Many schools, including Columbia, are also grappling with how to provide fair procedures for all concerned. According to Grigoriadis, Yoffe, and Kipnis at least a hundred men have sued universities for unfair proceedings, with allegations including shoddy investigations, biased adjudication, and inadequate opportunities to review charges, present evidence or question witnesses. Anti-rape activists have sometimes minimized these concerns. In a widely circulated Washington Post op-ed concerning false allegations at the University of Virginia, Zerlina Maxwell wrote:
“We should believe, as a matter of default, what an accuser says. Ultimately, the costs of wrongly disbelieving a survivor far outweigh the costs of calling someone a rapist. … The accused would have a rough period.…But false accusations are exceedingly rare, and errors can be undone by an investigation that clears the accused, especially if it’s done quickly.”

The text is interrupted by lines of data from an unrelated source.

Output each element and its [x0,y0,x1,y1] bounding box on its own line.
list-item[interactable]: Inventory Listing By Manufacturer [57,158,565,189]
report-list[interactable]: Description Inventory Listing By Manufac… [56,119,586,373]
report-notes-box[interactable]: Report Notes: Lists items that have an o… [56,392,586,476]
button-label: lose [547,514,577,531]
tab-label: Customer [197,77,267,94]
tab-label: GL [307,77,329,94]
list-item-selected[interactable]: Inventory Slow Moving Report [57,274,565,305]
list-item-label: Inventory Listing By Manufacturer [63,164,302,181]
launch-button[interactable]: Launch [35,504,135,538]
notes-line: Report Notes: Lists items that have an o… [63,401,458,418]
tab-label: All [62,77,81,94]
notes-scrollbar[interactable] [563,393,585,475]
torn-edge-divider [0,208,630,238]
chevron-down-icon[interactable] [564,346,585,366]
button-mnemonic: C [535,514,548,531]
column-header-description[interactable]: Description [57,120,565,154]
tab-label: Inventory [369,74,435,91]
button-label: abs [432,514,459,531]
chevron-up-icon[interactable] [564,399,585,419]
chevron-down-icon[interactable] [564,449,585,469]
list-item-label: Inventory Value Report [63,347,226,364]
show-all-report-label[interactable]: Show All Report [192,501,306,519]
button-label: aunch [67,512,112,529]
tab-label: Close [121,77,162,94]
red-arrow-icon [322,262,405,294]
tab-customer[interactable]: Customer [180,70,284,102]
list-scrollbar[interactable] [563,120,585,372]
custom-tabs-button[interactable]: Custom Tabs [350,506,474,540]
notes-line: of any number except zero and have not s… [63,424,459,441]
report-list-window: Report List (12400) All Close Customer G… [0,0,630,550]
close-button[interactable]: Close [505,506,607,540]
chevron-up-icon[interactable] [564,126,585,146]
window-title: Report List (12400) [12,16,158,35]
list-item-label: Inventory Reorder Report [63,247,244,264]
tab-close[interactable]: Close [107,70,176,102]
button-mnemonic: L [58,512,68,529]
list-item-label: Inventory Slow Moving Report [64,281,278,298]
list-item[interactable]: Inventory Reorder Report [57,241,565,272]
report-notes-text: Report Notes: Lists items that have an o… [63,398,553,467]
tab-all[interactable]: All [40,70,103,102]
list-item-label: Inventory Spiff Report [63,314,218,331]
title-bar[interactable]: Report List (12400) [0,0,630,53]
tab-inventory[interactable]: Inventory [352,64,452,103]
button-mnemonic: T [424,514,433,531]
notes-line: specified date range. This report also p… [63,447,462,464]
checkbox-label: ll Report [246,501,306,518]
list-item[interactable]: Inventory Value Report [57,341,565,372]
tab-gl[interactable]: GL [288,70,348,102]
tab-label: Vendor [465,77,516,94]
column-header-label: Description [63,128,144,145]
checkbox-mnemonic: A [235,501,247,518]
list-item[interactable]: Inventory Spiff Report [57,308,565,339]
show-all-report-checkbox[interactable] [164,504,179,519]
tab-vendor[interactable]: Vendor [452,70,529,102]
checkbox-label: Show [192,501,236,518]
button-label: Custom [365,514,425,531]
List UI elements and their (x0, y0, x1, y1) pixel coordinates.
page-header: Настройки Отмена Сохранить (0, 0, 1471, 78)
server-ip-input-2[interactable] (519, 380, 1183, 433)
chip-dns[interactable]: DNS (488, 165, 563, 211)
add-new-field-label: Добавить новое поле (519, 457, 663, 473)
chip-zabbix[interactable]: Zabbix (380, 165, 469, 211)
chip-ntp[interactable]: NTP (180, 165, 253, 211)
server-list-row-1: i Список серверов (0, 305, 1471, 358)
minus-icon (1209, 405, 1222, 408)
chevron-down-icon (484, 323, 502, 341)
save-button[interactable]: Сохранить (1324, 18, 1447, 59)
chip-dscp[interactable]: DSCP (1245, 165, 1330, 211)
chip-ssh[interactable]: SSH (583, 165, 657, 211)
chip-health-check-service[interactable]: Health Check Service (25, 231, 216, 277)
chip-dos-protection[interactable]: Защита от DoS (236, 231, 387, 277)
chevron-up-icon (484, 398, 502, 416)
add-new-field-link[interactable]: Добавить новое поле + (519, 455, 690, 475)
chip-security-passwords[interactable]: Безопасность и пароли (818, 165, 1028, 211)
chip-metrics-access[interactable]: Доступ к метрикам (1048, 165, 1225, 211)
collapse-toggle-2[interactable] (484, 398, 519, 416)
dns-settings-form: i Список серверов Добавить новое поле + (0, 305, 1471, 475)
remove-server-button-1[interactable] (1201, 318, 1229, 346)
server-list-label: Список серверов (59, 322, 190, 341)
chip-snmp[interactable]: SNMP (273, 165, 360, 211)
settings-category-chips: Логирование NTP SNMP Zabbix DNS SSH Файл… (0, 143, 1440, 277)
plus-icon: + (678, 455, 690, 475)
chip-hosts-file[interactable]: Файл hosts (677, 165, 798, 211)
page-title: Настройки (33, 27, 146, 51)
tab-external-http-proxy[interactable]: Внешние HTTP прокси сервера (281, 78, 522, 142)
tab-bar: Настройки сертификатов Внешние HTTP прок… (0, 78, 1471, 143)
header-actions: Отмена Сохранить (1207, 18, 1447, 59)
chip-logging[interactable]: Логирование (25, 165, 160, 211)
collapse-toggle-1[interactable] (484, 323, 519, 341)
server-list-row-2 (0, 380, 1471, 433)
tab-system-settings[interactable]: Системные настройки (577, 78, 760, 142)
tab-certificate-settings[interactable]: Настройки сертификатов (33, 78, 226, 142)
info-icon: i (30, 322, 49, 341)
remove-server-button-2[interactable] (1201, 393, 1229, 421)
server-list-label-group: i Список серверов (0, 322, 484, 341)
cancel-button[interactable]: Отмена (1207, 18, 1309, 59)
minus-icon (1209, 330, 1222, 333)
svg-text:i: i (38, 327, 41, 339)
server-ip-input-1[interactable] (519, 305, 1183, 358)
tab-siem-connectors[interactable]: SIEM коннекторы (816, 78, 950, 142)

Maxwell cites no evidence to support these assertions, and according to Kipnis there are many examples to the contrary—men whose lives have been upended based on allegations that are found to be unsupported or circumstances in which complainants did not clearly communicate non-consent. Labeling someone a rapist can carry enormous, and sometimes permanent, reputational, and career costs. Campuses need to work harder to create processes that are fair, and perceived to be fair, to all stakeholders.
If we have learned anything from the last two decades of campus assault initiatives, it is this: When it comes to sex, talk is cheap but cultural change is not. Over the last half century we have made enormous progress in understanding the causes and consequences of unwanted and nonconsensual sex. Our challenge now is to engage in more experimentation and evaluation of efforts to prevent it.